Jan MutchlerOlder adults in every one of America’s large metropolitan areas face serious challenges affording their local cost of living. But the scale of economic insecurity varies dramatically, depending on what city those older adults call home.

A new report by University of Massachusetts Boston professor Jan Mutchler and graduate assistant Yang Li uses the Elder Index™ to analyze the cost of a no-frills elder budget in each of the nation’s 384 metropolitan statistical areas (MSAs), where 83 percent of older Americans live. They also tracked income levels of older adults in the 100 largest metro areas to determine what percentage of elders in those cities had insufficient income to afford their local cost of living without help.

They found a wide range of elder economic insecurity levels among both older individuals and couples living in the larger metro areas. More than 67 percent of older individuals in the Texas metro area covering McAllen, Edinburg and Mission did not have enough income to meet local expenses on their own, the highest rate among the 100 largest MSAs.

The other end of the spectrum: About 37 percent of older individuals in Madison, Wis., faced similar problems, the lowest rate among the largest 100 metro areas.

Similar measures of economic insecurity among older couples ranged from 12.1 percent in Ogden and Clearfield, Utah, to 44.1 percent in McAllen, Edinburg and Mission.

“Understanding elder economic insecurity in America’s largest metropolitan areas should be an important public policy priority,” said Mutcher. “This report is the first of its kind to document risks that are far greater in some metropolitan areas than others.
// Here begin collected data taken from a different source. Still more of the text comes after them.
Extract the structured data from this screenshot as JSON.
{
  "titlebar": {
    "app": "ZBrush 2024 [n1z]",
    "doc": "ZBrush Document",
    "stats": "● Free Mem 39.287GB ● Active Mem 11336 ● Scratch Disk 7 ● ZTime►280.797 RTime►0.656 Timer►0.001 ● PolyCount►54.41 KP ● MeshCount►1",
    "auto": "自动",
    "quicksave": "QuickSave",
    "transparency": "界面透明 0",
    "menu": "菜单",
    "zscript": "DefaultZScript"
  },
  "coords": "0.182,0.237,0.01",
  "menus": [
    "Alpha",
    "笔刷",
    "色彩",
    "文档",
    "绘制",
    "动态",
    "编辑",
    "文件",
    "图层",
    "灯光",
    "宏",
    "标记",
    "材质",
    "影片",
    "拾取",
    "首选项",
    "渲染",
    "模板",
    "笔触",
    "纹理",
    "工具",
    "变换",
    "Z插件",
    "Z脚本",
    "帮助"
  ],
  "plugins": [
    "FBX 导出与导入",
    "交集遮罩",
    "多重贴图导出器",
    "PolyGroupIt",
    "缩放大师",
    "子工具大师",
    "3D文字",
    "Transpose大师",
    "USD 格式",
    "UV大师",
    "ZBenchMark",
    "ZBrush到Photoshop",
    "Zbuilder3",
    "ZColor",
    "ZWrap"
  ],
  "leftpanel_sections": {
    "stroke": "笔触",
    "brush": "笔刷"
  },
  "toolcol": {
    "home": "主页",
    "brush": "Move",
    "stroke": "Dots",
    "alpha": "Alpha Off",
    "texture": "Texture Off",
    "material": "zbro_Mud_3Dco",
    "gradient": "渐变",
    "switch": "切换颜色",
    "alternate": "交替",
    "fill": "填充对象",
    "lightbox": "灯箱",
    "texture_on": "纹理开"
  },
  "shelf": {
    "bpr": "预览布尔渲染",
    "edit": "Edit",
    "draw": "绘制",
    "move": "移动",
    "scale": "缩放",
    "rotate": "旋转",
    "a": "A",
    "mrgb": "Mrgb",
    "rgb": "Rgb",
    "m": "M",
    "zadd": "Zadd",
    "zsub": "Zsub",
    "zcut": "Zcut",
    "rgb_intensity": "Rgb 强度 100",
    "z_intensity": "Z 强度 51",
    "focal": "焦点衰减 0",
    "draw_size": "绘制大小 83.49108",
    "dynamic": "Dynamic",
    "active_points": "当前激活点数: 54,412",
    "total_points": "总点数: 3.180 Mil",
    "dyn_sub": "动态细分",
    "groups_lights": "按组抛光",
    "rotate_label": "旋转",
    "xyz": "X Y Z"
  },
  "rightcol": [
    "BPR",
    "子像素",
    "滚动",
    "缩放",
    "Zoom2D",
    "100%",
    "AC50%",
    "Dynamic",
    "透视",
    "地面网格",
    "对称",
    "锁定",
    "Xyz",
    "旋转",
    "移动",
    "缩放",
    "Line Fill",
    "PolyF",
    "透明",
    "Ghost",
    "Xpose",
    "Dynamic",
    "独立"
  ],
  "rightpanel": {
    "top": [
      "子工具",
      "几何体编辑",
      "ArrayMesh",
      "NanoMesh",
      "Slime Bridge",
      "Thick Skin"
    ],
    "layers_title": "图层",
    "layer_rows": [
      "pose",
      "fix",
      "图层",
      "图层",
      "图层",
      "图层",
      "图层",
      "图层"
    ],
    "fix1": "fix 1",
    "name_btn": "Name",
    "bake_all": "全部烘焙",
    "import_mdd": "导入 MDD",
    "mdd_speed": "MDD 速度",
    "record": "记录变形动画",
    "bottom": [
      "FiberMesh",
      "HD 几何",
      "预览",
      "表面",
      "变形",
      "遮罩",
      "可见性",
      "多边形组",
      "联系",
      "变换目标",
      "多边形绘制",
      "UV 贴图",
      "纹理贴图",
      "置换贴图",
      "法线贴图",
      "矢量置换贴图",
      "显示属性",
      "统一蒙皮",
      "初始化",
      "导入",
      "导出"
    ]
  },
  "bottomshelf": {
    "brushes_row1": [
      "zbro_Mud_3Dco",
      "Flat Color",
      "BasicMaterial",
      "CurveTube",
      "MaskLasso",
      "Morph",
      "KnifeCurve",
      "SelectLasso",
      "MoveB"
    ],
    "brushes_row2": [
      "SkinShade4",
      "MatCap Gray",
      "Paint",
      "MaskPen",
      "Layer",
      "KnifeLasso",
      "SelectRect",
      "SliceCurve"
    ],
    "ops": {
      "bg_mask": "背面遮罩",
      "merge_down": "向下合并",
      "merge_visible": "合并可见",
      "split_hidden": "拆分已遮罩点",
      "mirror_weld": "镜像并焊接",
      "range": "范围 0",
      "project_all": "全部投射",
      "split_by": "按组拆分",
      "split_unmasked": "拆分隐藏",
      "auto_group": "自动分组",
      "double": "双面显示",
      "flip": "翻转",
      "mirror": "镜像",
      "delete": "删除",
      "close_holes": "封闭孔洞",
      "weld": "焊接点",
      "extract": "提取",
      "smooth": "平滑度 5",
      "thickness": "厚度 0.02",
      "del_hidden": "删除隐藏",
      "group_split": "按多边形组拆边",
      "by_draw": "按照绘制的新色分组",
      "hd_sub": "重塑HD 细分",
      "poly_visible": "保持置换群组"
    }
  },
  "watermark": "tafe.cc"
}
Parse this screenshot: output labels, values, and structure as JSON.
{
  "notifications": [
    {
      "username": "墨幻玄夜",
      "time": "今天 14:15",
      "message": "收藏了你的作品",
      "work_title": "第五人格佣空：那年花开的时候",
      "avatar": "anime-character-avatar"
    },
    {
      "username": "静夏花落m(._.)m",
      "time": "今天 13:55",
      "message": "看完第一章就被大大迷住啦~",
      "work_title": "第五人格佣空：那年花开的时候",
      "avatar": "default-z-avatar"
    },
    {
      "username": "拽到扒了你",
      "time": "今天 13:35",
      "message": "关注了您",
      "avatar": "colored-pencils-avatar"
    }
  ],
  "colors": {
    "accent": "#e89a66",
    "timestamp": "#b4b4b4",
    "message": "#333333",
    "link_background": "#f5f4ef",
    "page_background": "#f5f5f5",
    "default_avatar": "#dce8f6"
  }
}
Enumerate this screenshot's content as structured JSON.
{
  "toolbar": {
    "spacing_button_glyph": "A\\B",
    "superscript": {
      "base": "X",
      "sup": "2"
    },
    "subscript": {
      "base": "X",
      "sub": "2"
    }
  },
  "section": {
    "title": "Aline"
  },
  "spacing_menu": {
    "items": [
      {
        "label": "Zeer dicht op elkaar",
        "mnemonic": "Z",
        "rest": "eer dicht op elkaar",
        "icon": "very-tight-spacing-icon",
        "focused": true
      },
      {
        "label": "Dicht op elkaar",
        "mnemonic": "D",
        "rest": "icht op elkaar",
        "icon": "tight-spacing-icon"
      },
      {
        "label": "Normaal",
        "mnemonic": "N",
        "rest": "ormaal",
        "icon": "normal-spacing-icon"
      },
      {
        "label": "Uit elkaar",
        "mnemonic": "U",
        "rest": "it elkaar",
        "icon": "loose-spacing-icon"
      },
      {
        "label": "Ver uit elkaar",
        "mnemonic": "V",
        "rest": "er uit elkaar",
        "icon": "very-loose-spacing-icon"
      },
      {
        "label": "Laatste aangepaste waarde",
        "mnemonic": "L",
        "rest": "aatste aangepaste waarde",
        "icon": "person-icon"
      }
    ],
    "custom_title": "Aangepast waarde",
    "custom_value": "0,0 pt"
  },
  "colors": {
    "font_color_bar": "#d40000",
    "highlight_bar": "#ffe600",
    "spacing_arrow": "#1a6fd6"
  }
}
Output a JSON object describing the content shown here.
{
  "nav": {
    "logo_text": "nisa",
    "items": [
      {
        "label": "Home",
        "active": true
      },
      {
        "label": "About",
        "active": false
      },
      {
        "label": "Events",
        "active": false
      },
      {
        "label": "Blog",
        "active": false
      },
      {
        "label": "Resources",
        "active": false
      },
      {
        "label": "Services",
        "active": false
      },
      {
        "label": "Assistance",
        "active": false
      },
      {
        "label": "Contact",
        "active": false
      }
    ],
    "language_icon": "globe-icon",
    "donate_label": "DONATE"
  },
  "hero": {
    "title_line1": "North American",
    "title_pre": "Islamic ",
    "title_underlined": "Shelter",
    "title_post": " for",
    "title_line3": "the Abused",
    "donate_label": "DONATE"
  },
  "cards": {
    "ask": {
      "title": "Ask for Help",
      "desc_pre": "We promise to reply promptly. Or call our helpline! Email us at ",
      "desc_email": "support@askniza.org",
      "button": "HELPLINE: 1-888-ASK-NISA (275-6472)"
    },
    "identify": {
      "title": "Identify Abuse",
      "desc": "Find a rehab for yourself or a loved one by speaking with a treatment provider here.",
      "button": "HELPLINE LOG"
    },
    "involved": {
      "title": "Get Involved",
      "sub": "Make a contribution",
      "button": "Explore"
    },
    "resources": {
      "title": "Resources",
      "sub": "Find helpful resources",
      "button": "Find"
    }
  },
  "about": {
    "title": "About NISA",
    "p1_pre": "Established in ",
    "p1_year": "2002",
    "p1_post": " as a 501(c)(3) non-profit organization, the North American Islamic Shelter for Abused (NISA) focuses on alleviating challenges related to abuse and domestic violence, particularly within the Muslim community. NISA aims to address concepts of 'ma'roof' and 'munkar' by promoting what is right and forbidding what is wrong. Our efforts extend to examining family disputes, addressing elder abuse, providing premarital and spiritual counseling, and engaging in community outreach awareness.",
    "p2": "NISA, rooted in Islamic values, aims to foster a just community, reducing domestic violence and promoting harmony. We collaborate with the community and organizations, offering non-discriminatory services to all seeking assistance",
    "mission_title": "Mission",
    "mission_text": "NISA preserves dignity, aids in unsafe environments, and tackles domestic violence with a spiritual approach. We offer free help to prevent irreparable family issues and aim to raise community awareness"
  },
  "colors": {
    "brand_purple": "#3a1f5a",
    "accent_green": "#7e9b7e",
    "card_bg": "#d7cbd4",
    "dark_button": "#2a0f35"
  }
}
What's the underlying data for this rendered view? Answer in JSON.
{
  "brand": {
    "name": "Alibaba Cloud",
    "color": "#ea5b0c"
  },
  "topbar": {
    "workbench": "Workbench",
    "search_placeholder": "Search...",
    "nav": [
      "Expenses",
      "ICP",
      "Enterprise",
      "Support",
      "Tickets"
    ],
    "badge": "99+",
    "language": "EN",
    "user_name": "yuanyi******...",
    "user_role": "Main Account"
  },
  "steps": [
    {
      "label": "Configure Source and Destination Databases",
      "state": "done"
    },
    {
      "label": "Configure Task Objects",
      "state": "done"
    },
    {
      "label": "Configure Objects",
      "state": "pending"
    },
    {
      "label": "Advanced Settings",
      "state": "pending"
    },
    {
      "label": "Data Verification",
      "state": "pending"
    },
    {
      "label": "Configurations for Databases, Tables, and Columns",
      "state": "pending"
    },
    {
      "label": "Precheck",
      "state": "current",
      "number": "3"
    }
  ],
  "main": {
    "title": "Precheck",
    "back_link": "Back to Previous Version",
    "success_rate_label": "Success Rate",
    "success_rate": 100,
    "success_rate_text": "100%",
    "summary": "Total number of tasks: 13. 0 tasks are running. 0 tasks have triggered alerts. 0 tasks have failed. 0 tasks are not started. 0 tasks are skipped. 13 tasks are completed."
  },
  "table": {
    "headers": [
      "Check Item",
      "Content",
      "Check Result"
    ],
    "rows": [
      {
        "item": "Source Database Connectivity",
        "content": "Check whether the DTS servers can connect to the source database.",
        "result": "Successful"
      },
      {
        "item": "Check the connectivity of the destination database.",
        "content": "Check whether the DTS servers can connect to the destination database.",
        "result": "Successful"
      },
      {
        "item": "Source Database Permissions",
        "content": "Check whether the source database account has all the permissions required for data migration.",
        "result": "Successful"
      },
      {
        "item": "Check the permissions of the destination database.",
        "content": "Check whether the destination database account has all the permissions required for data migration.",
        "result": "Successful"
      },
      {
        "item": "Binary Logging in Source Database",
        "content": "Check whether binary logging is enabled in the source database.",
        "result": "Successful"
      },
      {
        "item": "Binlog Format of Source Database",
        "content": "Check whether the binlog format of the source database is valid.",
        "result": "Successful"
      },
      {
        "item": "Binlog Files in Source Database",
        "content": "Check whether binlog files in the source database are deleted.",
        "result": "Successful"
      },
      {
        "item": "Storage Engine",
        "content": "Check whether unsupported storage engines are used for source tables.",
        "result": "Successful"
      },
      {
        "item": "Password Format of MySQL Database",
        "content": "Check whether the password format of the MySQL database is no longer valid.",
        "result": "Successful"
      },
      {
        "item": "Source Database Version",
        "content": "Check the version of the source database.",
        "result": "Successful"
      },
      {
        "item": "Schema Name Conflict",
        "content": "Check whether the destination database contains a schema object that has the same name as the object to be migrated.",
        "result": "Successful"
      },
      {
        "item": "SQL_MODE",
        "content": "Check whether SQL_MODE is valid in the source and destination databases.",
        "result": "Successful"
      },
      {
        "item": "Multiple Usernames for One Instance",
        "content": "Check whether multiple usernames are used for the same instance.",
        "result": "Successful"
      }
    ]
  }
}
It measures degrees of insecurity that can have dire consequences, whether that means older people at risk of being displaced from their homes, receiving irregular health care or suffering from inadequate nutrition.”

Expense data used in the report was gathered using the Elder Index, a free online resource developed by UMass Boston’s Gerontology Institute. The index calculates the cost of a bare-bones elder budget for individuals and couples in every state, county and metropolitan area in the United States. The index breaks down the cost of elder living in individual locations by expenses for housing, health care, food, transportation and other miscellaneous factors.

Among metro areas with the greatest levels of economic insecurity, many faced relatively high expenses but others struggled with poverty.

As an illustration, consider this tale of two cities: McAllen and Boston.

Recall that older individuals in McAllen’s MSA had the nation’s highest level of economic insecurity at 67.5 percent. But a closer look shows that 47.7 percent of older individuals there have incomes that fall below the federal poverty level, which for an older person living alone amounted to just $12,880 in 2020. Another 19.8 percent are considered to be “in the gap,” not technically poor but without the income necessary to afford the local cost of living on their own. Those expenses in McAllen were the lowest recorded among the largest 100 metro areas.

More than 2,000 miles away, older individuals living in Boston are very close behind when it comes to economic insecurity. They experience the second-highest rate among the nation’s top 100 MSAs at 63.1 percent. But only 19.6 percent of those individuals fall below the federal poverty level while 43.5 percent are in the gap. The main culprit: very high elder living expenses that rank third among the 100 largest metropolitan areas.

Among the cities with the greatest levels of economic insecurity for older individuals, an MSA covering New York City as well as the New Jersey cities of Newark and Jersey City was third (60.9 percent). El Paso, Texas, was fourth (60.4 percent).

A California MSA covering San Jose, Sunnyvale and Santa Clara was fifth (59.6 percent). It had the highest cost of living for older individuals renting their homes among the nation’s top 100 MSAs at $43,272 – more than twice the amount needed to make ends meet in McAllen.

“Metro areas with the country’s highest levels of elder economic insecurity certainly pose serious risks to the older adults who live there,” said Mutchler. “But this report shows that at least half of older individuals are economically insecure in 29 of the top 100 metro areas. Whether it’s driven by low levels of income or high costs, economic insecurity is a common struggle that takes place in metropolitan areas in every region of the country.”